While I think it's a little bit sad and disgusting that this is how your parents are going to make you go to church, unfortunately it is still their money that they are spending. I personally would have a huge problem with that and would make any attempt at independence, as others are suggesting here.

 

I also don't think this is a mid-life crisis.

 

I couldn't agree more. I also find it interesting that

people find it ok that one can give something to a child

and then take it away again...because it's a "right".

Like a dangling carrot. That is pretty cruel.

 

And then he doesnt even manage to communicate

this in person or over the phone - he does it over

facebook!!

 

If there are two phrases I hope I never have to endure again

it's "my right as christian father" and "rules of the house".

This kind of language is synonymous for me with authoritarian, ego maniacal

behaviour.
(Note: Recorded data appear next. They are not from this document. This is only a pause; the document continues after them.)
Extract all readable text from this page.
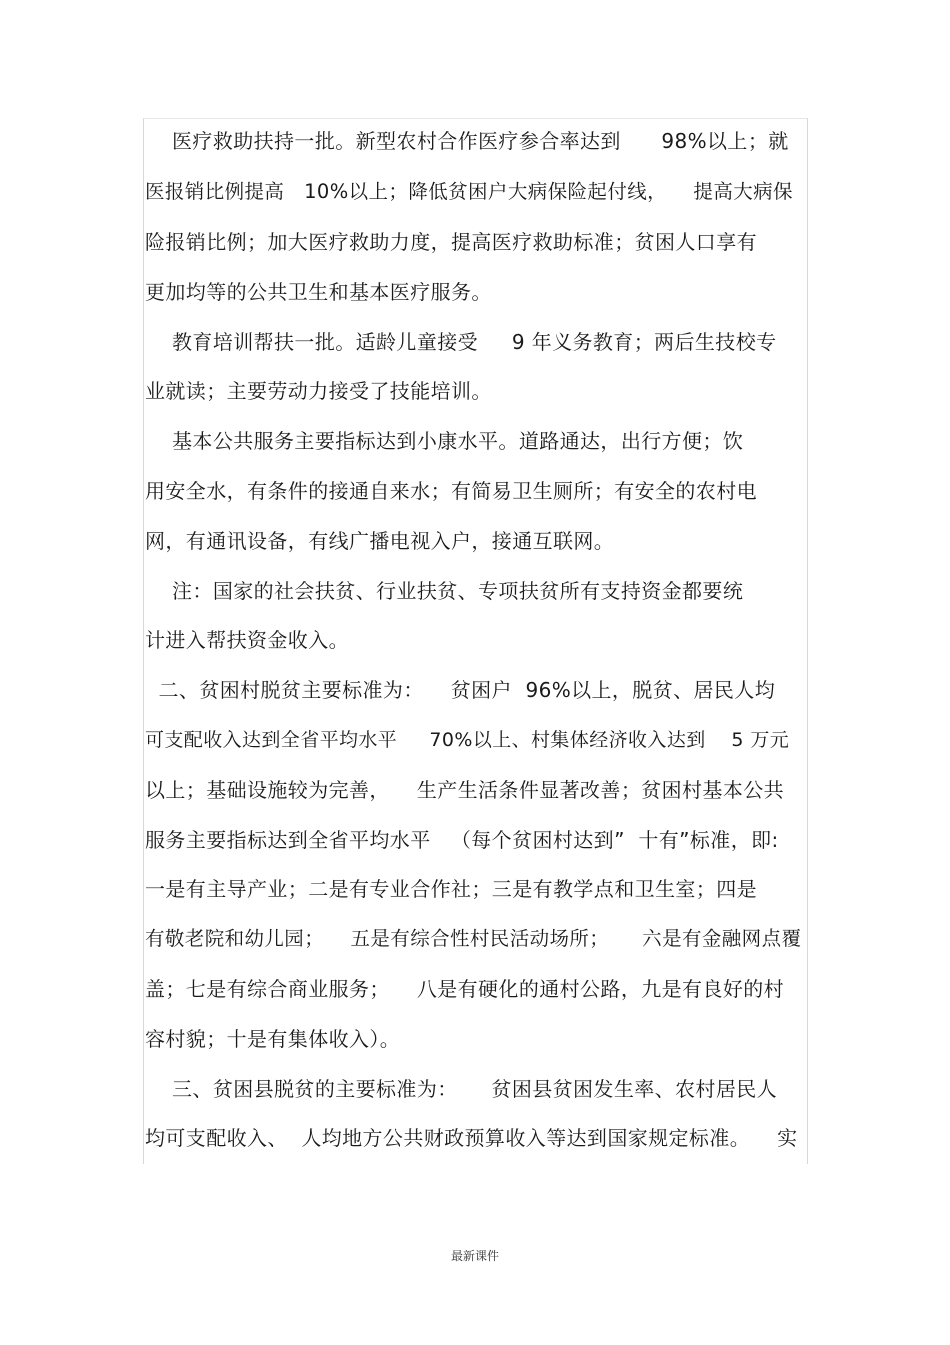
医疗救助扶持一批。新型农村合作医疗参合率达到      98%以上；就
医报销比例提高   10%以上；降低贫困户大病保险起付线，    提高大病保
险报销比例；加大医疗救助力度，提高医疗救助标准；贫困人口享有
更加均等的公共卫生和基本医疗服务。
教育培训帮扶一批。适龄儿童接受     9 年义务教育；两后生技校专
业就读；主要劳动力接受了技能培训。
基本公共服务主要指标达到小康水平。道路通达，出行方便；饮
用安全水，有条件的接通自来水；有简易卫生厕所；有安全的农村电
网，有通讯设备，有线广播电视入户，接通互联网。
注：国家的社会扶贫、行业扶贫、专项扶贫所有支持资金都要统
计进入帮扶资金收入。
二、贫困村脱贫主要标准为：    贫困户  96%以上，脱贫、居民人均
可支配收入达到全省平均水平     70%以上、村集体经济收入达到    5 万元
以上；基础设施较为完善，    生产生活条件显著改善；贫困村基本公共
服务主要指标达到全省平均水平   （每个贫困村达到”  十有”标准，即:
一是有主导产业；二是有专业合作社；三是有教学点和卫生室；四是
有敬老院和幼儿园；    五是有综合性村民活动场所；     六是有金融网点覆
盖；七是有综合商业服务；    八是有硬化的通村公路，九是有良好的村
容村貌；十是有集体收入）。
三、贫困县脱贫的主要标准为：     贫困县贫困发生率、农村居民人
均可支配收入、  人均地方公共财政预算收入等达到国家规定标准。    实
最新课件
This over-emphasis on "rules" and "rights" was an ever expanding

flexible notion according to an interpretation of an old book and his

own complexes as a person.

 

I dont associate that kind of language with love. If kids

grow up in a respectful loving house where discussion

is encouraged and there are no taboos, then certain things

dont need to be loudly proclaimed like some mantra.

Parents will then get the respect they want - because they

earned it.

 

My father can take his rights which he so often told me he

was "taking" to still provoke me up until last year with disgusting

forwarded emails - and stick it where the sun dont shine. I hope it

keeps him warm when he is an old man, but I deserve better.

 

Honestly, it sounds like an explorer from the 17th or 18th

centuries, claiming land by planting a flag on a hill. It literally

is that pathetic. And aggressive.

 

If others here talk about their "rights" and "rules" as parents,

then I think they need to get specific.